London’s police set to use fuel cell vehicles

London’s police set to use fuel cell vehicles

March 19, 2018 1 By Stephen Vagus

Metropolitan Police Service has acquired 11 new fuel cell vehicles

London’s Metropolitan Police Service (Met) has embraced fuel cell vehicles. The service has acquired 11 Toyota Mirai vehicles, which come in both marked and unmarked form. According to Toyota, the first of these vehicles has already been delivered. The new fuel cell vehicles represent the Met’s efforts to become more environmentally friendly and reduce emissions associated with the conventional cars that are used on a daily basis.

New cars will help the police service cut down on emissions

The new vehicles will have access to five hydrogen fuel stations that are located throughout London. The number of stations available to the police service, as well as to the general public, is set to rise in the coming months. The Mirai has been praised for its efficiency, being able to travel some 300 miles before needing to be refueled. This will mean that London’s still nascent hydrogen infrastructure will be under little stress. Like their battery powered counterparts, the fuel cell vehicles operate using electricity and produce no harmful emissions.

London has a major air pollution problem

Air pollution has become a significant problem in the United Kingdom. London alone reached its legal air pollution limit for the entirety of 2018 at the end of January. Throughout Britain as a whole, air pollution has been linked to some 40,000 premature deaths every year. Two-thirds of Britain’s 5.4 million asthma victims say that their condition is worsened by air pollution. In order to resolve these problems, the UK government has been aggressively promoting clean transportation and the use of renewable energy rather than fossil-fuels.

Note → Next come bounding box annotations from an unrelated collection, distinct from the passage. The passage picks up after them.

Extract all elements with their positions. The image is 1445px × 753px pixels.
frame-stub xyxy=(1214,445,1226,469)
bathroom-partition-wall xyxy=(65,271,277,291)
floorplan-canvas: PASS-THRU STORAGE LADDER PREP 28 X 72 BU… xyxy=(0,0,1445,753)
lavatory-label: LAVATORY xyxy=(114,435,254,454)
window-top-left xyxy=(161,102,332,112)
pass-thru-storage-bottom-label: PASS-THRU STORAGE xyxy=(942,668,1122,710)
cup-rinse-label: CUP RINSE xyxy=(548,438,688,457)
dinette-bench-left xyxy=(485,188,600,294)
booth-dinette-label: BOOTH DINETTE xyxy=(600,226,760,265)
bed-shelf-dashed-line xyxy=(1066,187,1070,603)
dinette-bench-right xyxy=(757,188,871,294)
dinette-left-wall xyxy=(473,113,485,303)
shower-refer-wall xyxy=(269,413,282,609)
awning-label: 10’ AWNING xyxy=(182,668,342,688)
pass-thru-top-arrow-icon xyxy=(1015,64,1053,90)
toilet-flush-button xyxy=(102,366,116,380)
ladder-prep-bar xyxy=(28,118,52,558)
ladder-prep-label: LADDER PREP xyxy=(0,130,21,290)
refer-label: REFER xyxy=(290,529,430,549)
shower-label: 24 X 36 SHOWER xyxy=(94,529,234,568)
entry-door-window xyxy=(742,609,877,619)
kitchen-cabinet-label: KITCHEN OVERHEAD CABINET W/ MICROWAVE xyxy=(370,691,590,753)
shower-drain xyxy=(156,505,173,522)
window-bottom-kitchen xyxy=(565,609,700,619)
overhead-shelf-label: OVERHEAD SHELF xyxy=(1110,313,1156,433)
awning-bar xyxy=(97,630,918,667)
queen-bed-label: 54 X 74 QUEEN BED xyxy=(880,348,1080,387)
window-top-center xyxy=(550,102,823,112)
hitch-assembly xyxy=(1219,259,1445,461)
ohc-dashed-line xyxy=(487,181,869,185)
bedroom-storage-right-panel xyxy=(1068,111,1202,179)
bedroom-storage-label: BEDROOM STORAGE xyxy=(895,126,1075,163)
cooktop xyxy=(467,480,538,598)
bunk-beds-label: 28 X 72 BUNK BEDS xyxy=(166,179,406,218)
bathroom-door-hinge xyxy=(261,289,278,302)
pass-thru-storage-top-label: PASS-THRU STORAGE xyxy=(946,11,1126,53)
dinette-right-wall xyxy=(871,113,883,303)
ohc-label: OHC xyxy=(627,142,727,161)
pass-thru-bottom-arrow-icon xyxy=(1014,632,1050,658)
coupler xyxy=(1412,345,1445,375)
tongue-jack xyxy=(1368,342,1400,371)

Fuel cell vehicles are becoming a more attractive option in the UK

As clean transportation becomes more of a priority, fuel cell vehicles are receiving more attention. These vehicles are more efficient than their battery-powered counterparts and can perform on par with gas-powered cars. While they are somewhat expensive, the UK government is offering subsidies that offset the cost of purchase, which may help fuel cell vehicles gain traction among consumers.